I'm using makeblastdb version 2.3.0+, and I note from previous similar queries the -taxid_map parameter has not always been functional.

Is this a bug with this version of makeblastdb, or am I still doing something wrong? Any help / workarounds would be much appreciated!

blast makeblastdb taxid_map • 10.0k views

ADD COMMENT • link updated 4.3 years ago by ale_abd ▴ 50 • written 7.8 years ago by rwn ▴ 590

score 4 · Answer 1 · 2016-07-08

4

Entering edit mode

7.8 years ago

5heikki 11k

I asked about this from NCBI. At least with blast 2.3.0+, it is simply not possible with accession numbers, but only GIs (which they're phasing out very soon). They recently updated blast, but the change log didn't mention anything related to this, so I presume it's still the case.

What you can do is to use tabular output (-outfmt 6) and then

export LC_ALL=C LANG=C
join -t $'\t '-1 2 -2 1 -o 1.1,1.2,1.3,1.4,1.5,1.6,1.7,1.8,1.9,1.10,1.11,1.12,2.2 \
    <(sort -t $'\t' -k2,2 blastOutput) \
    <(sort -t $'\t' -k1,1 yourMap) \
    > blastOutputWithTaxIdInCol13

ADD COMMENT • link 7.8 years ago by 5heikki 11k

0

Entering edit mode

Thank-you for the info and for the workaround. I feared this would be the case! It would be nice if this was made clearer in the makeblastdb help, but hey ho.

ADD REPLY • link 7.8 years ago by rwn ▴ 590

0

Entering edit mode

I am using 2.2.30+, accession number is supported.

ADD REPLY • link 7.4 years ago by xzhan018 ▴ 30

score 2 · Answer 2 · 2016-11-24

2

Entering edit mode

7.4 years ago

xzhan018 ▴ 30

I have the same problem for recently downloaded mouse genome fasta file.

Reason: the header format changed and could not be successfully parsed because "|" separator is missing.

My solution is to convert ">NC_000067.6" into ">ref|NC_000067.6|" using sed.

sed -i "s/^>\([^ ]*\) />ref|\1| /g" mouse_genome.fna

Result: error message "No sequences matched any of the taxids provided." is gone and blastcmd can extract taxid as expected.

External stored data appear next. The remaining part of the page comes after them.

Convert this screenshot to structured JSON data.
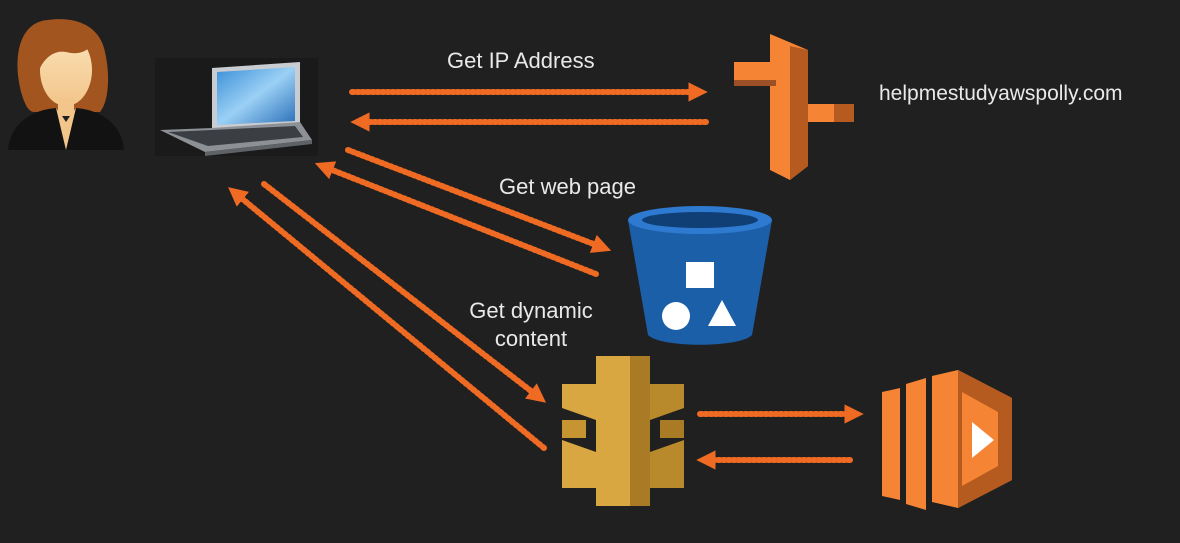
{
  "diagram": {
    "labels": {
      "get_ip": "Get IP Address",
      "domain": "helpmestudyawspolly.com",
      "get_web_page": "Get web page",
      "get_dynamic_line1": "Get dynamic",
      "get_dynamic_line2": "content"
    },
    "nodes": [
      {
        "id": "user",
        "icon": "user-avatar-icon"
      },
      {
        "id": "laptop",
        "icon": "laptop-tablet-icon"
      },
      {
        "id": "route53",
        "icon": "route53-dns-icon"
      },
      {
        "id": "s3",
        "icon": "s3-bucket-icon"
      },
      {
        "id": "api_gateway",
        "icon": "api-gateway-icon"
      },
      {
        "id": "lambda",
        "icon": "lambda-icon"
      }
    ],
    "edges": [
      {
        "from": "laptop",
        "to": "route53"
      },
      {
        "from": "route53",
        "to": "laptop"
      },
      {
        "from": "laptop",
        "to": "s3"
      },
      {
        "from": "s3",
        "to": "laptop"
      },
      {
        "from": "laptop",
        "to": "api_gateway"
      },
      {
        "from": "api_gateway",
        "to": "laptop"
      },
      {
        "from": "api_gateway",
        "to": "lambda"
      },
      {
        "from": "lambda",
        "to": "api_gateway"
      }
    ],
    "colors": {
      "background": "#202020",
      "arrow": "#ef6a22",
      "aws_orange": "#f58534",
      "aws_orange_dark": "#9d5025",
      "s3_blue": "#1b5fa8",
      "gateway_gold": "#d9a741",
      "text": "#e9e9e9"
    }
  }
}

ADD COMMENT • link 7.4 years ago by xzhan018 ▴ 30

1

Entering edit mode

This is a workaround for blast 2.2.30+, makeblastdb has no such issue for 2.6.0+

ADD REPLY • link 7.0 years ago by xzhan018 ▴ 30

0

Entering edit mode

Thanks! Upgrading solved this issue for me too.

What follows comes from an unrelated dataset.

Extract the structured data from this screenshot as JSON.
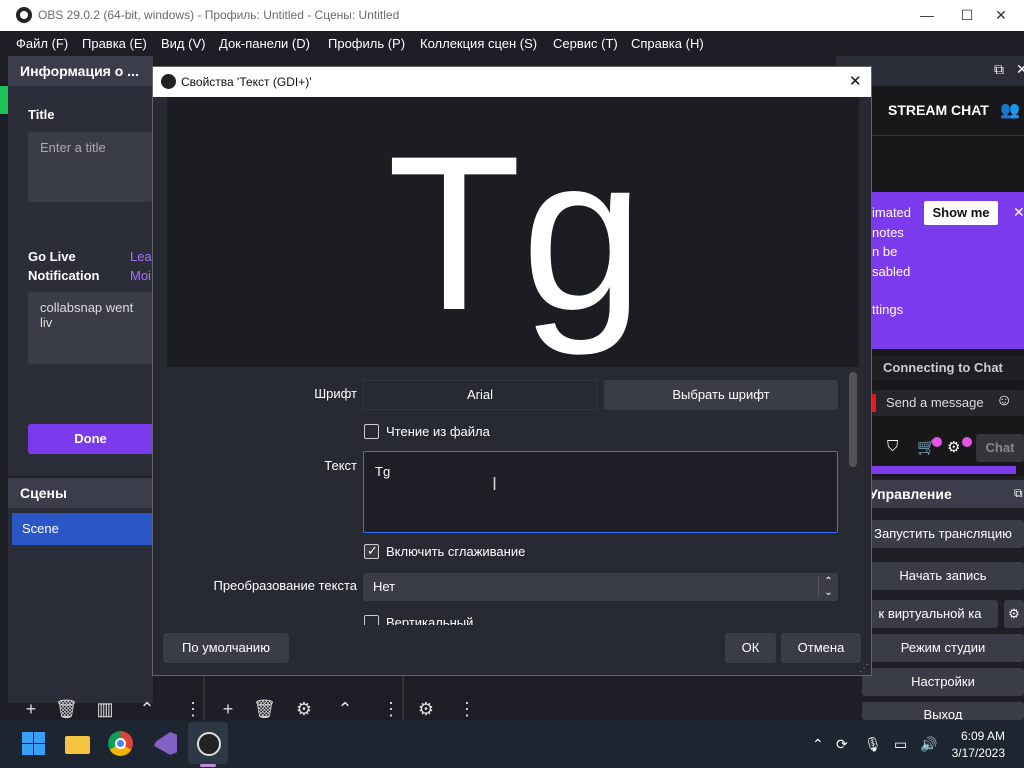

ADD REPLY • link 6.7 years ago by russianconcussion ▴ 30

score 1 · Answer 3 · 2020-01-09

Is important to bear in mind that makeblastdb command parse fasta sequence ids as >ACC.version, but it seems that the taxid_map option parses the taxid map without taking into account the same format ACC.version, therefore if you want to build a blast database with sequence that looks like:

>HG380758.1
>HG380759.1
>HG380760.1
...

You should provide a taxid map that looks like:

HG380758 104782
HG380759 104782
HG380760 104782

Just do not include the version and the problem should be solved.

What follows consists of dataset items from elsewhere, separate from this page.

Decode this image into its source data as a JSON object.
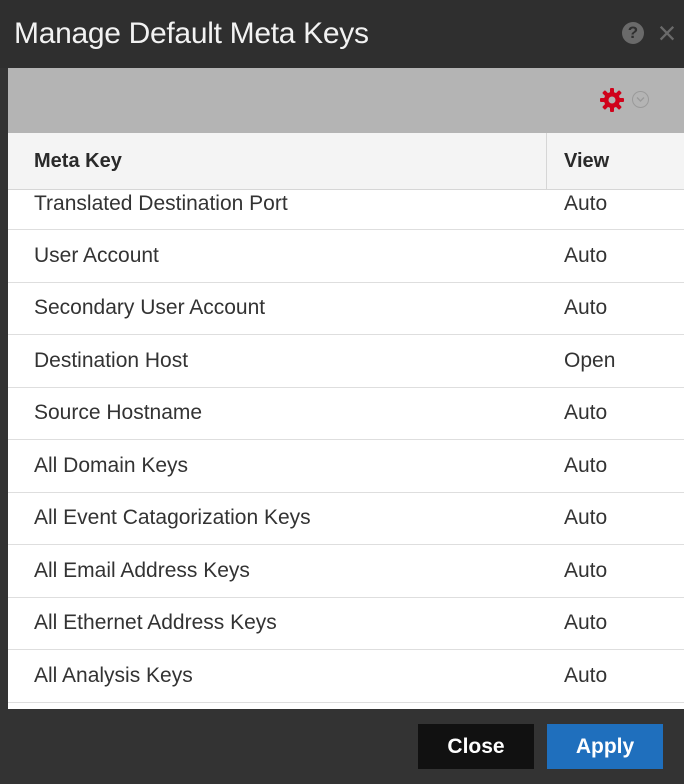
{
  "window": {
    "title": "Manage Default Meta Keys",
    "help_icon_glyph": "?",
    "close_icon_glyph": "×"
  },
  "toolbar": {
    "icons": [
      "gear-icon",
      "chevron-down-icon"
    ],
    "gear_color": "#d0021b"
  },
  "table": {
    "headers": {
      "meta_key": "Meta Key",
      "view": "View"
    },
    "rows": [
      {
        "meta_key": "Translated Destination Port",
        "view": "Auto"
      },
      {
        "meta_key": "User Account",
        "view": "Auto"
      },
      {
        "meta_key": "Secondary User Account",
        "view": "Auto"
      },
      {
        "meta_key": "Destination Host",
        "view": "Open"
      },
      {
        "meta_key": "Source Hostname",
        "view": "Auto"
      },
      {
        "meta_key": "All Domain Keys",
        "view": "Auto"
      },
      {
        "meta_key": "All Event Catagorization Keys",
        "view": "Auto"
      },
      {
        "meta_key": "All Email Address Keys",
        "view": "Auto"
      },
      {
        "meta_key": "All Ethernet Address Keys",
        "view": "Auto"
      },
      {
        "meta_key": "All Analysis Keys",
        "view": "Auto"
      }
    ]
  },
  "footer": {
    "close_label": "Close",
    "apply_label": "Apply",
    "apply_color": "#1f6fbd"
  }
}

For example, Silva database uses INSDC accessions in the form >ACC.from.to so, building a blast database using SSURef r138 release can be done like this:

First, create a mapping file:

zcat taxmap_embl-ebi_ena_ssu_parc_138.txt.gz | awk -F"\t"  'NR>1{print $1" "$6}' > taxmap_embl-ebi_ena_ssu_parc_138.txt

Then, just run makeblastdb command:

zcat SILVA_138_SSURef_tax_silva.fasta.gz | makeblastdb -in -  -out blast2/SSURef -dbtype nucl -parse_seqids -title 'Silva 138 SSURef with tax ids' -taxid_map taxmap_embl-ebi_ena_ssu_ref_138.txt

score 0 · Answer 4 · 2016-07-08

Another way around is to create each species-specific database individually, assigning taxids using the -taxid flag:

$ makeblastdb -dbtype nucl -in species1.fna -taxid 1234
$ makeblastdb -dbtype nucl -in species2.fna -taxid 5678
$ ...

and then aggregate the db's into a single entity using blastdb_aliastool:

$ blastdb_aliastool -dbtype nucl -title mydb -out mydb -dblist "species1.fna species2.fna [etc...]"

BLAST run with -db mydb -outfmt '6 std staxids' will then report the taxids for any hits.